8 Ways to Sunday

NOTE: See the bottom of this entry for instructions and downloads to patch this flaw.

In a perverse new twist in the ongoing battle against comment spam, the spammers have found a way to use Movable Type’s comment-handling script as a powerful spam engine. Instead of comment spam coming in, now we have to worry about it going out as well.

According to discussions on the MT-Blacklist forums and the TextDrive forums, a flaw in the mt-comments.cgi script allows an attacker to easily use functionality provided by MT to send out tons of e-mail spam from the servers of your web host.

I’m hosted on TextDrive, and as you can read in the above-linked forum thread they’ve been hit hard by traffic from spammers attempting to exploit this bug. To keep the servers from melting, they’ve turned off comments on all Movable Type weblogs system-wide until Six Apart makes a patch available. Anyone attempting to leave a comment on my MT-powered photoblog until that time will get the following error message:

Sorry

But MovableType comments had to be temporarily turned off due to a massive influx of comment spam attempts

Comments on the TextDrive forum thread and at Photomatt.net indicate that a patch is almost ready, but as with Microsoft Windows the real problem will be getting people to install it. With a problem of this magnitude, however, I wouldn’t be surprised to see hosting providers making this upgrade mandatory. If the patch only comes out for MT 3.x and you still use 2.6x, that means you’d be upgrading like it or not.

Meanwhile if you run MT, and if your host hasn’t already done something similar to TextDrive, please turn off comments across the board for all your blogs, and then delete the comment script until the patch is available. Doing anything else makes you a spam facilitator, and you wouldn’t want that would you?

All software has bugs — no exceptions — and I don’t fault Six Apart for this problem. I say this because I’m sure there will be no shortage of fire-breathing blame leveled their way over this problem. They are doing everything they can to fix it in a timely manner. Who I’m really pissed off at is the spammers. I am so fucking sick of these pathetic parasites!

(Props: Photomatt.net — thanks for bringing this to my attention)

Updates:

• 1/24/2004 @ 10:30 PM — The patch is now available, in both upgrade and plug-in flavors. The plug-in is backward compatible to at least Movable Type 2.661 and possibly further. Nice work, Six Apart! (Props: Brad Choate via TextDrive forums)
• 1/24/2004 @ 10:46 PM — I’ve patched my photoblog with both the new anti-spam plug-in and the plug-in that provides the rel="nofollow" link attribute. Seems to have gone very smoothly, though comments are still turned off server-wide. I’ll update again when they’re back.
• 1/25/2004 @ 7:00 AM (ish) — As of right now, comments are still turned off on my photoblog. The support staff at TextDrive are in the process of finding out who has upgraded / patched their MT installation and who still needs to, and the comment ban is being lifted on a site-by-site basis. If someone hacks their MT install to get around the ban and run an unpatched MT installation, the current policy is that they will have their subscription to TextDrive canceled. Like I said above, mandatory upgrades for everyone! Given the severity of the problem, it makes sense to me.
• 1/26/2005 @ 12:27 AM — Comments are back on the photoblog.
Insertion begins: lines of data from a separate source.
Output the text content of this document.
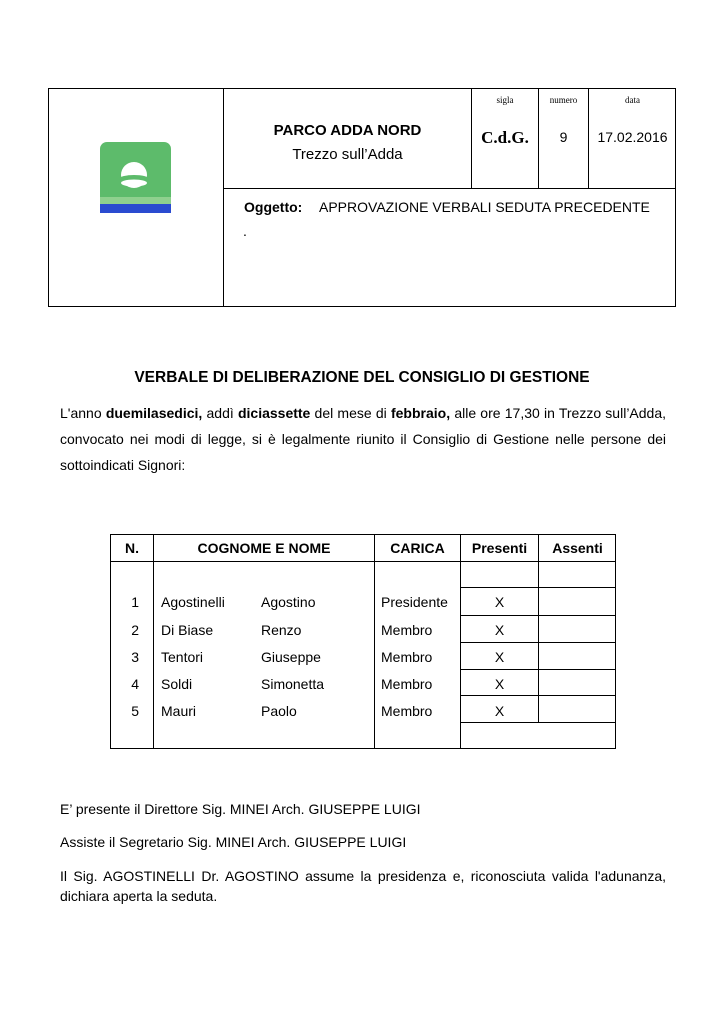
PARCO ADDA NORD
Trezzo sull’Adda
sigla	numero	data
C.d.G.	9	17.02.2016
Oggetto: APPROVAZIONE VERBALI SEDUTA PRECEDENTE
.
VERBALE DI DELIBERAZIONE DEL CONSIGLIO DI GESTIONE
L'anno duemilasedici, addì diciassette del mese di febbraio, alle ore 17,30 in Trezzo sull’Adda, convocato nei modi di legge, si è legalmente riunito il Consiglio di Gestione nelle persone dei sottoindicati Signori:
N.	COGNOME E NOME	CARICA	Presenti	Assenti
1 Agostinelli	Agostino	Presidente	X
2 Di Biase	Renzo	Membro	X
3 Tentori	Giuseppe	Membro	X
4 Soldi	Simonetta	Membro	X
5 Mauri	Paolo	Membro	X
E’ presente il Direttore Sig. MINEI Arch. GIUSEPPE LUIGI
Assiste il Segretario Sig. MINEI Arch. GIUSEPPE LUIGI
Il Sig. AGOSTINELLI Dr. AGOSTINO assume la presidenza e, riconosciuta valida l'adunanza, dichiara aperta la seduta.
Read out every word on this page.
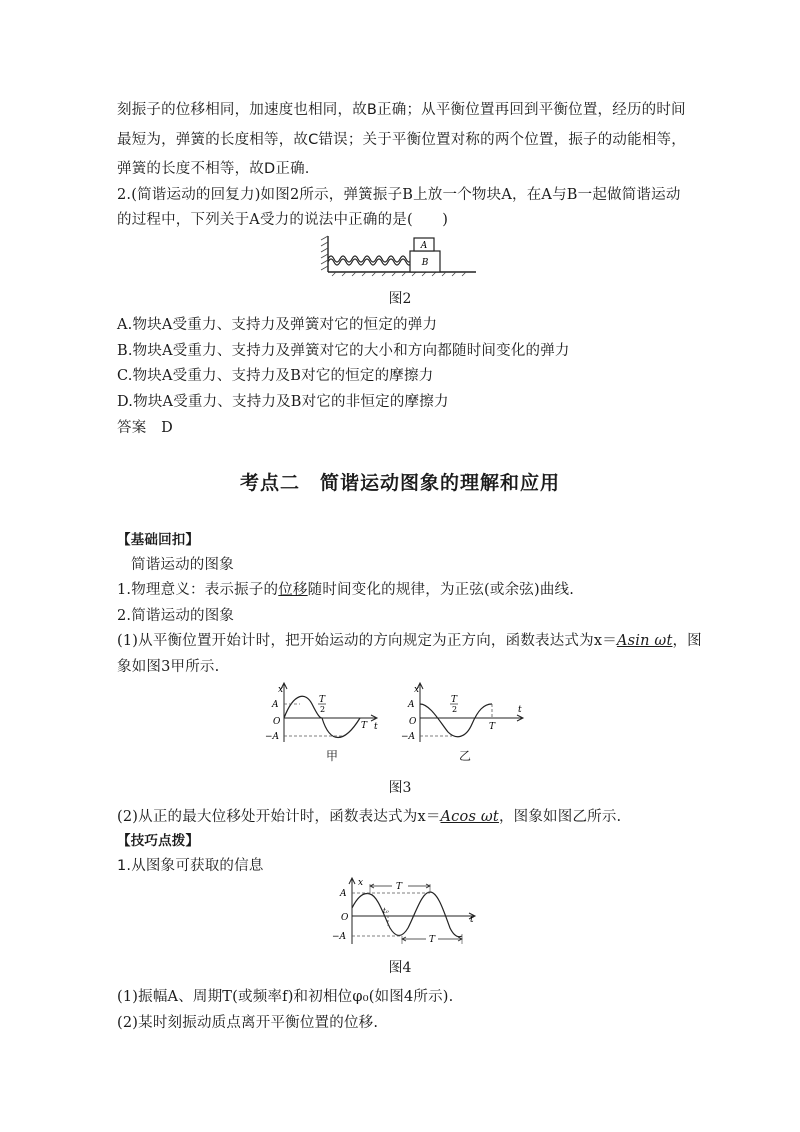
刻振子的位移相同，加速度也相同，故B正确；从平衡位置再回到平衡位置，经历的时间
最短为，弹簧的长度相等，故C错误；关于平衡位置对称的两个位置，振子的动能相等，
弹簧的长度不相等，故D正确.
2.(简谐运动的回复力)如图2所示，弹簧振子B上放一个物块A，在A与B一起做简谐运动
的过程中，下列关于A受力的说法中正确的是(　　)
A
B
图2
A.物块A受重力、支持力及弹簧对它的恒定的弹力
B.物块A受重力、支持力及弹簧对它的大小和方向都随时间变化的弹力
C.物块A受重力、支持力及B对它的恒定的摩擦力
D.物块A受重力、支持力及B对它的非恒定的摩擦力
答案　D
考点二　简谐运动图象的理解和应用
【基础回扣】
简谐运动的图象
1.物理意义：表示振子的位移随时间变化的规律，为正弦(或余弦)曲线.
2.简谐运动的图象
(1)从平衡位置开始计时，把开始运动的方向规定为正方向，函数表达式为x＝Asin ωt，图
象如图3甲所示.
x
t
A
O
−A
T
2
T
甲
x
t
A
O
−A
T
2
T
乙
图3
(2)从正的最大位移处开始计时，函数表达式为x＝Acos ωt，图象如图乙所示.
【技巧点拨】
1.从图象可获取的信息
x
t
A
O
−A
T
T
t₀
图4
(1)振幅A、周期T(或频率f)和初相位φ₀(如图4所示).
(2)某时刻振动质点离开平衡位置的位移.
HOW TO PATCH YOUR MOVABLE TYPE INSTALLATION

As of this writing, the Movable Type web site is unreachable by me, probably due to the huge influx of traffic by people seeking the patch. If Technorati is any indication, news of the exploit has now spread far and wide. In an effort to make this patch as widely available as possible, I will be hosting it on my own site for anyone to download: get it here.

Here are the instructions you’ll need to follow to apply the patch to your own Movable Type weblog:

1. If you don’t already have one installed on your computer, download and install an FTP client such as FileZilla or CuteFTP. Again, as of this moment the web sites for most major FTP software seem unreachable. Whether this is due to a swarm of MT users trying to download their wares or a problem with Cox’s internet service is unknown to me, but just in case you can download FileZilla from me here. FileZilla’s web site is reachable from my work computer, which leads me to believe that the problems were due in whole or in part to my ISP. I’ve removed the FileZilla download from my site, but you can find it here.
2. Unzip the downloaded plugin. Users of Windows Me and higher can do this with built-in OS features. Others can download one of the many shareware zip/unzip utilities.
3. After setting up and starting a connection to your site via FTP (see your FTP program’s help files and documentation from your service provider), navigate to your Movable Type installation directory. This will often be cgi-bin, but this may vary from one set-up to another. Inside this directory is another called plugins.
4. Transfer the file patch-20050124-mail-spam.pl to the plugins folder.
5. Change the permissions of the patch-20050124-mail-spam.pl file to make it executable.
6. You should probably inform your hosting provider that you’ve patched your MT installation.